Réponse : "La technologie pourrait être utilisée pour la traçabilité des produits, l'optimisation des
rendements grâce à des capteurs et des drones, ou encore pour la gestion des stocks et la
logistique. Elle rendrait l'agriculture plus efficace et plus compétitive."
Question : Quel rôle les coopératives agricoles pourraient-elles jouer dans votre stratégie ?
Réponse : "Elles seraient un élément central. En regroupant les producteurs, les coopératives
peuvent mutualiser les ressources, accéder plus facilement au financement et aux infrastructures
de transformation, et négocier de meilleurs prix. Elles seraient des catalyseurs de la stratégie."
Question : Quelle serait la principale mesure pour attirer les investisseurs étrangers dans le
secteur agricole camerounais ?
Réponse : "Au-delà des incitations fiscales, il est crucial d'améliorer le climat des affaires, de
garantir la sécurité des investissements et de simplifier les procédures administratives. Un cadre
juridique stable et transparent est un signal fort pour les investisseurs."
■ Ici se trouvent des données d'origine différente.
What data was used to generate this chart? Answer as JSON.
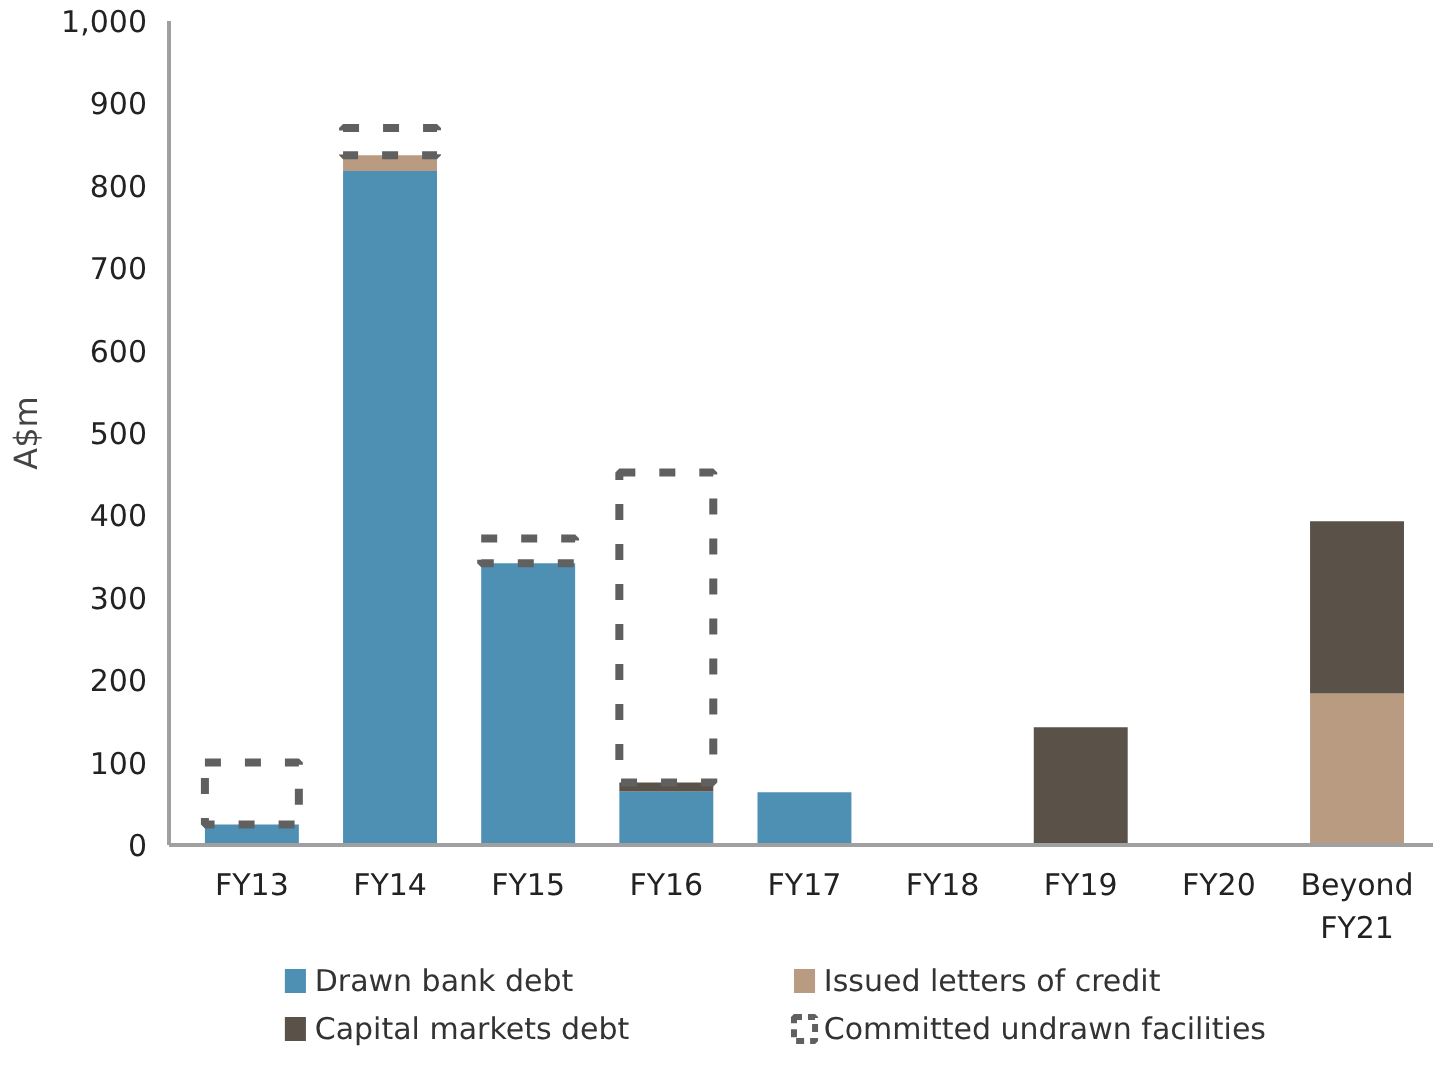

Question : Vous n'avez pas beaucoup parlé de l'accès à l'eau. Est-ce un enjeu pour votre stratégie
et comment le gérer ?
Réponse : "L'accès à l'eau est un enjeu fondamental, surtout face au changement climatique. Il
faudrait investir dans des systèmes d'irrigation à petite échelle, des puits, et promouvoir des
techniques de gestion durable de l'eau. C'est une condition sine qua non pour la productivité du
secteur."
Question : Comment l'État peut-il s'assurer que les incitations fiscales profitent réellement aux
jeunes entrepreneurs et non pas uniquement aux grandes entreprises ?
Réponse : "Il faudrait conditionner ces incitations à des critères d'éligibilité précis, comme la
taille de l'entreprise, le nombre d'emplois créés pour les jeunes, ou la nature de l'investissement.
Un suivi rigoureux serait indispensable pour éviter les abus."
Question : Quel est le délai estimé pour que votre stratégie commence à produire des résultats
visibles ?
Réponse : "On peut espérer des résultats visibles sur le plan local en 2 à 3 ans, avec la création
de petites unités de transformation et de nouveaux emplois. Un impact significatif sur le taux de
chômage des jeunes à l'échelle nationale prendrait plus de temps, probablement 5 à 10 ans."
Question : Quelle est, selon vous, la plus grande opportunité que le Cameroun a dans ce secteur
par rapport aux autres pays africains ?
Réponse : "La plus grande opportunité est notre diversité agricole. Nous avons un potentiel de
production immense, allant des cultures de rente aux vivrières, et une diversité de climats qui
nous permet de produire tout au long de l'année. En capitalisant sur cette diversité et en la
transformant, nous pouvons devenir un pôle agro-industriel pour la sous-région."